National data on social risk screening underscore the need for implementation research
Social risk screening and documentation in medical settings are recommended by several national medical professional organizations. These recommendations are based on the increasingly compelling evidence that social risks are associated with poorer treatment adherence, worse health outcomes, and greater costs of care. Systematic screening for patients’ social risks is a key component of providing the data needed to address critical knowledge gaps regarding the role of the health care delivery system in mitigating these detrimental outcomes. But to what extent is social risk screening conducted in clinical settings?

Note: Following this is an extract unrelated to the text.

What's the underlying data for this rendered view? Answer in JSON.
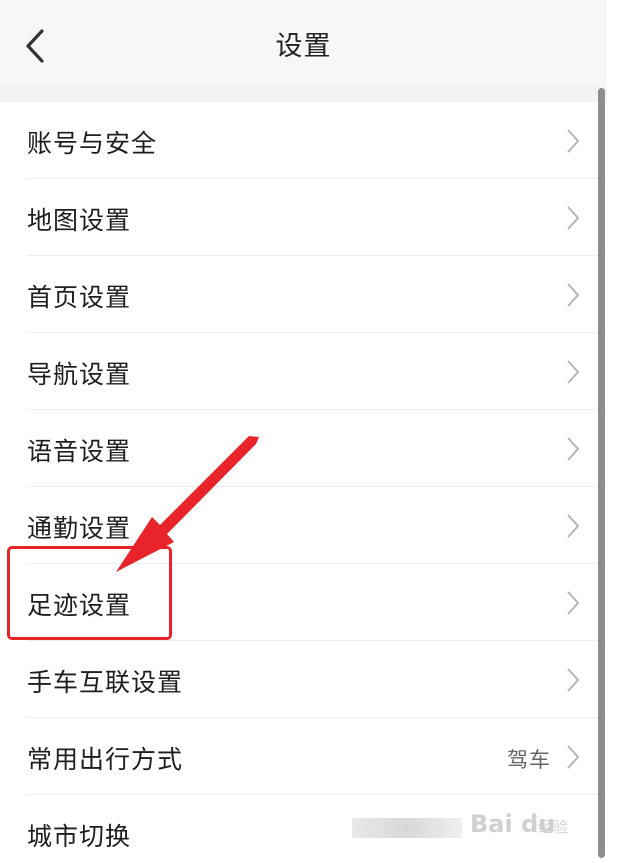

Fraze et al analyzed data from the 2017-2018 National Survey of Healthcare Organizations and Systems to estimate the prevalence of screening for 5 social risks—food insecurity, housing instability, utility needs, transportation needs, and the occurrence of interpersonal violence—in physician practices and hospitals. The authors also examine organizational characteristics associated with adoption of screening for these risks. According to the responses studied, their results suggest that such screening occurs in a minority of practices and that certain practice characteristics—notably engagement in bundled payment or primary care improvement models—are associated with higher rates of screening adoption.
Gold R, Gottlieb L. National data on social risk screening underscore the need for implementation research. JAMA Netw Open. 2019;2(9):e1911513. Epub ahead of print. DOI:10.1001/jamanetworkopen.2019.11513.